The Bacillus thuringiensis delta-endotoxin Cry1C as a potential bioinsecticide in plants

The Cry1C group of Bacillus thuringiensis delta-endotoxins contains 10 highly homologous members of the Cry1Ca toxin sub-group and additional three members of the Cry1Cb sub-group that differ in domain III sequence. The Cry1Ca bioinsecticidal spectrum encompasses lepidopteran insects that are completely or partially tolerant to the current commercially used Bt crops. Plant-expressed Cry1Ca proteins successfully control specific lepidopteran pests, however, Bt crops expressing Cry1Ca have not been commercialized. This review summarizes the accumulating data in Cry1C research. Multiple sequence alignments of closely related Cry1Ca homologues show that the N-terminal half of the protein, comprising the “active toxin”, is less conserved than the C-terminal part, which is involved in the assembly of the toxin-containing crystalline structure during the bacterial sporulation stage.

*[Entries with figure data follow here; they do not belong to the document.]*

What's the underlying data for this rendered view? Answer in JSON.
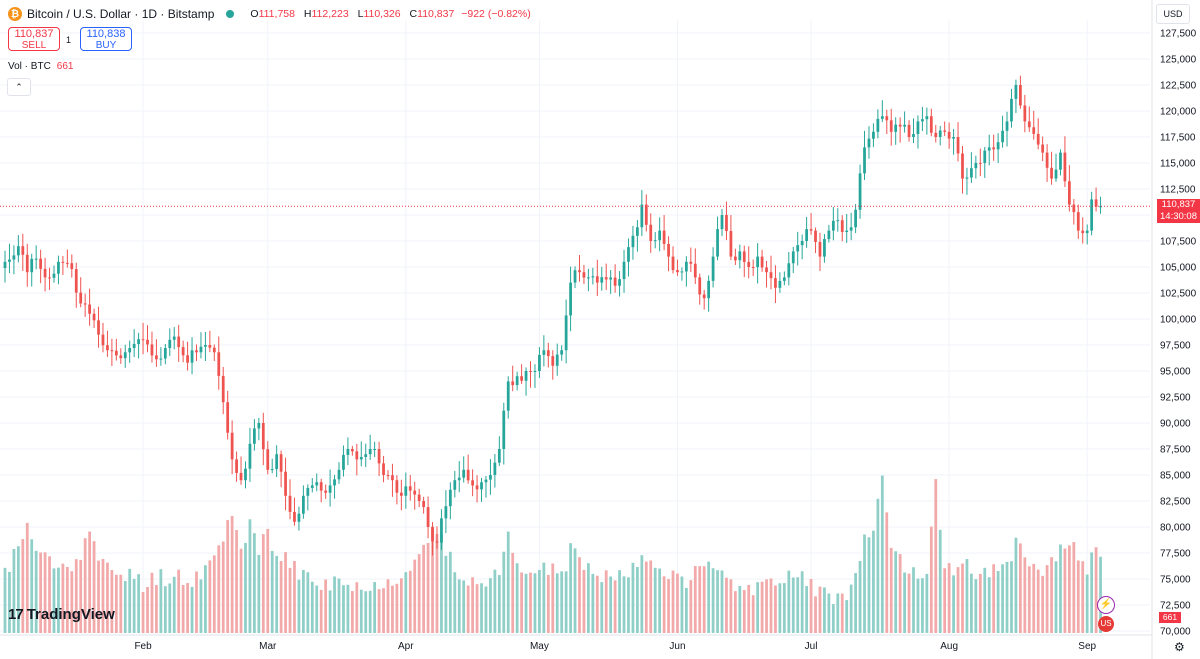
{
  "header": {
    "coin_symbol": "₿",
    "title": "Bitcoin / U.S. Dollar · 1D · Bitstamp",
    "ohlc": {
      "o_label": "O",
      "o_value": "111,758",
      "h_label": "H",
      "h_value": "112,223",
      "l_label": "L",
      "l_value": "110,326",
      "c_label": "C",
      "c_value": "110,837",
      "change": "−922 (−0.82%)"
    }
  },
  "trade": {
    "sell_price": "110,837",
    "sell_label": "SELL",
    "spread": "1",
    "buy_price": "110,838",
    "buy_label": "BUY"
  },
  "volume_legend": {
    "label": "Vol · BTC",
    "value": "661"
  },
  "collapse_symbol": "⌃",
  "currency": "USD",
  "last_price_tag": {
    "price": "110,837",
    "countdown": "14:30:08"
  },
  "volume_tag": "661",
  "logo": {
    "mark": "17",
    "text": "TradingView"
  },
  "settings_symbol": "⚙",
  "badges": {
    "flash": "⚡",
    "flag": "US"
  },
  "colors": {
    "up": "#26a69a",
    "down": "#ef5350",
    "up_vol": "#8fcfc8",
    "down_vol": "#f2a9a9",
    "grid": "#f0f3fa",
    "axis_text": "#131722",
    "last_price_line": "#f23645"
  },
  "chart_data": {
    "type": "candlestick",
    "title": "Bitcoin / U.S. Dollar · 1D · Bitstamp",
    "y_ticks": [
      70000,
      72500,
      75000,
      77500,
      80000,
      82500,
      85000,
      87500,
      90000,
      92500,
      95000,
      97500,
      100000,
      102500,
      105000,
      107500,
      110000,
      112500,
      115000,
      117500,
      120000,
      122500,
      125000,
      127500
    ],
    "ylim": [
      70000,
      127500
    ],
    "x_labels": [
      {
        "label": "Feb",
        "day": 31
      },
      {
        "label": "Mar",
        "day": 59
      },
      {
        "label": "Apr",
        "day": 90
      },
      {
        "label": "May",
        "day": 120
      },
      {
        "label": "Jun",
        "day": 151
      },
      {
        "label": "Jul",
        "day": 181
      },
      {
        "label": "Aug",
        "day": 212
      },
      {
        "label": "Sep",
        "day": 243
      }
    ],
    "day_range": [
      0,
      247
    ],
    "volume_max": 1500,
    "keypoints": [
      [
        0,
        105500,
        500
      ],
      [
        3,
        107000,
        780
      ],
      [
        5,
        104500,
        900
      ],
      [
        7,
        105800,
        720
      ],
      [
        9,
        104000,
        650
      ],
      [
        12,
        105500,
        560
      ],
      [
        15,
        104800,
        610
      ],
      [
        17,
        101500,
        700
      ],
      [
        19,
        100500,
        900
      ],
      [
        21,
        98500,
        600
      ],
      [
        23,
        97000,
        560
      ],
      [
        25,
        96500,
        540
      ],
      [
        27,
        96800,
        470
      ],
      [
        29,
        97600,
        520
      ],
      [
        31,
        98000,
        430
      ],
      [
        33,
        96500,
        470
      ],
      [
        35,
        96200,
        500
      ],
      [
        37,
        98000,
        460
      ],
      [
        39,
        97300,
        520
      ],
      [
        41,
        95800,
        440
      ],
      [
        43,
        96800,
        490
      ],
      [
        45,
        97500,
        570
      ],
      [
        47,
        96800,
        640
      ],
      [
        49,
        92000,
        860
      ],
      [
        51,
        86500,
        1050
      ],
      [
        53,
        84500,
        770
      ],
      [
        55,
        88000,
        920
      ],
      [
        57,
        90000,
        700
      ],
      [
        59,
        85500,
        860
      ],
      [
        61,
        87000,
        600
      ],
      [
        63,
        83000,
        700
      ],
      [
        65,
        80500,
        560
      ],
      [
        67,
        83000,
        500
      ],
      [
        69,
        84000,
        460
      ],
      [
        71,
        83500,
        400
      ],
      [
        73,
        84000,
        420
      ],
      [
        75,
        85500,
        440
      ],
      [
        77,
        87500,
        380
      ],
      [
        79,
        86500,
        400
      ],
      [
        81,
        87000,
        430
      ],
      [
        83,
        87500,
        400
      ],
      [
        85,
        85000,
        440
      ],
      [
        87,
        84500,
        460
      ],
      [
        89,
        83000,
        540
      ],
      [
        91,
        83500,
        600
      ],
      [
        93,
        82500,
        650
      ],
      [
        95,
        80000,
        800
      ],
      [
        97,
        78500,
        900
      ],
      [
        99,
        82000,
        700
      ],
      [
        101,
        84500,
        560
      ],
      [
        103,
        85500,
        500
      ],
      [
        105,
        84000,
        460
      ],
      [
        107,
        84300,
        430
      ],
      [
        109,
        85000,
        440
      ],
      [
        111,
        87500,
        520
      ],
      [
        113,
        94000,
        850
      ],
      [
        115,
        94500,
        620
      ],
      [
        117,
        95000,
        560
      ],
      [
        119,
        95000,
        520
      ],
      [
        121,
        97000,
        540
      ],
      [
        123,
        95500,
        560
      ],
      [
        125,
        97000,
        520
      ],
      [
        127,
        103500,
        700
      ],
      [
        129,
        104500,
        620
      ],
      [
        131,
        104000,
        580
      ],
      [
        133,
        103500,
        540
      ],
      [
        135,
        103800,
        500
      ],
      [
        137,
        103200,
        480
      ],
      [
        139,
        105500,
        520
      ],
      [
        141,
        108000,
        600
      ],
      [
        143,
        111000,
        700
      ],
      [
        145,
        107500,
        560
      ],
      [
        147,
        108500,
        520
      ],
      [
        149,
        106000,
        500
      ],
      [
        151,
        104500,
        480
      ],
      [
        153,
        105500,
        470
      ],
      [
        155,
        104000,
        520
      ],
      [
        157,
        102000,
        600
      ],
      [
        159,
        106000,
        640
      ],
      [
        161,
        110000,
        500
      ],
      [
        163,
        106000,
        460
      ],
      [
        165,
        106500,
        420
      ],
      [
        167,
        105000,
        400
      ],
      [
        169,
        106000,
        380
      ],
      [
        171,
        104500,
        400
      ],
      [
        173,
        103000,
        480
      ],
      [
        175,
        104000,
        500
      ],
      [
        177,
        106500,
        540
      ],
      [
        179,
        107500,
        480
      ],
      [
        181,
        108500,
        420
      ],
      [
        183,
        106000,
        360
      ],
      [
        185,
        108500,
        330
      ],
      [
        187,
        109500,
        310
      ],
      [
        189,
        108500,
        290
      ],
      [
        191,
        110500,
        450
      ],
      [
        193,
        116500,
        860
      ],
      [
        195,
        118000,
        820
      ],
      [
        197,
        119500,
        1350
      ],
      [
        199,
        118000,
        700
      ],
      [
        201,
        118500,
        640
      ],
      [
        203,
        117500,
        560
      ],
      [
        205,
        119000,
        520
      ],
      [
        207,
        119500,
        480
      ],
      [
        209,
        117500,
        1340
      ],
      [
        211,
        118000,
        560
      ],
      [
        213,
        117500,
        520
      ],
      [
        215,
        113500,
        680
      ],
      [
        217,
        114500,
        540
      ],
      [
        219,
        115000,
        520
      ],
      [
        221,
        116500,
        480
      ],
      [
        223,
        117000,
        560
      ],
      [
        225,
        119000,
        600
      ],
      [
        227,
        122500,
        800
      ],
      [
        229,
        119000,
        700
      ],
      [
        231,
        117800,
        600
      ],
      [
        233,
        116000,
        560
      ],
      [
        235,
        113500,
        640
      ],
      [
        237,
        116000,
        720
      ],
      [
        239,
        111000,
        760
      ],
      [
        241,
        108500,
        680
      ],
      [
        243,
        108500,
        560
      ],
      [
        244,
        111500,
        760
      ],
      [
        245,
        110800,
        740
      ],
      [
        246,
        110837,
        661
      ]
    ],
    "last_price": 110837
  }
}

Bioinformatics analyses predict high evolutionary diversity of amino acid residues in the regions identified as toxin–membrane interaction sites. All the three structural domains of Cry1Ca “active toxin” interact in vitro with membrane vesicles produced from epithelial cells of the larval gut. This multi-site-interaction depends on the normal assembly of membrane lipid raft domains, which is disturbed during cell division, when transient Cry1Ca insensitivity is observed. Cry1Ca interaction with the gut epithelial cells involves specific aminopeptidase-N receptors that differ from those described for other Cry1 toxins. The involvement of other membrane components in the interaction remains to be studied. Cry1A-resistant insect pests, such as the Cry1Ac-tolerant mutants of diamondback moth, are sensitive to Cry1Ca, due to the involvement of different genetic loci. Hence pyramiding expression of Cry1Ca and other Cry toxins can broaden the bioinsecticidal spectrum of Bt crops and simultaneously delay the evolution of Cry-resistant insect populations.